Ischemic myocardial dysfunction
Congenital heart defects. Severe AS, subaortic stenosis, severe PS, and pulmonary hypertension (Eisenmenger syndrome) may cause ischemic chest pain. The pain is usually associated with exercise and is a typical anginal pain.
MVP. Chest pain associated with MVP is usually a vague, nonexertional pain of short duration, located at the apex, without a constant relationship to effort or emotion. Occasionally, supraventricular or ventricular arrhythmias may result in cardiac symptoms, including chest discomfort. Nearly all patients with Marfan syndrome have MVP. A midsystolic click with or without a late systolic murmur is the hallmark of the condition.

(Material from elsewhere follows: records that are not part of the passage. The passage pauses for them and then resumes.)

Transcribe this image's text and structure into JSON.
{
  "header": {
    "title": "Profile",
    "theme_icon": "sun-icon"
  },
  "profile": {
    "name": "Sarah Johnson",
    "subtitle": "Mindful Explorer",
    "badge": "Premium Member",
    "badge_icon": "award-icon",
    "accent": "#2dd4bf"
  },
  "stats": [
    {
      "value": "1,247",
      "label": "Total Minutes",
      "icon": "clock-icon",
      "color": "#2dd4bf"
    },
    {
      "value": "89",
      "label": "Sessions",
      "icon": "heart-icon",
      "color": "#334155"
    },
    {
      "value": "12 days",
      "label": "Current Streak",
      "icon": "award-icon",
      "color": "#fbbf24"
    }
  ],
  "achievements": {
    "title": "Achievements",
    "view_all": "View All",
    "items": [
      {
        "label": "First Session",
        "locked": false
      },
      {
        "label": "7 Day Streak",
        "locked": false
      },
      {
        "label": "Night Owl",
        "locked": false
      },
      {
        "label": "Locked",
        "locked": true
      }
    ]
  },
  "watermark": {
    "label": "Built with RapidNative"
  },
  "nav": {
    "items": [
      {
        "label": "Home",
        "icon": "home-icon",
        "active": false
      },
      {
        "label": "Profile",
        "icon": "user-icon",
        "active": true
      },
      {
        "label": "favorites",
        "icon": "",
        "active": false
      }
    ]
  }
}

Cardiomyopathy. Hypertrophic and dilated cardiomyopathies can cause chest pain from ischemia, with or without exercise, or from rhythm disturbances.
CAD. Coronary artery anomalies, either congenital (aberrant or single coronary artery, coronary artery fistula) or acquired (aneurysm or stenosis of the coronary arteries as a result of Kawasaki disease or as a result of previous cardiac surgery involving the coronary arteries) can rarely cause chest pain.
Cocaine abuse. Even children with normal hearts are at risk of ischemia and myocardial infarction if cocaine is used. Cocaine blocks the reuptake of norepinephrine with an increase in circulating levels of catecholamines causing coronary vasoconstriction. Cocaine also induces the activation of platelets, increases endothelin production, and decreases nitric oxide production. These effects collectively produce anginal pain, infarction, arrhythmias, or sudden death. History and drug screening help physicians in the diagnosis of cocaine-induced chest pain.
Pericardial or myocardial disease
Pericarditis. Older children with pericarditis may complain of a sharp, stabbing precordial pain that worsens when lying down and improves after sitting and leaning forward. Echo examination is usually diagnostic.
Myocarditis. Acute myocarditis often involves the pericardium to a certain extent and can cause chest pain.
Arrhythmias . Chest pain may result from a variety of arrhythmias, especially with sustained tachycardia resulting in myocardial ischemia. Even without ischemia, children may consider palpitation or forceful heartbeats as chest pain. In this situation, chest pain may be associated with dizziness and palpitation.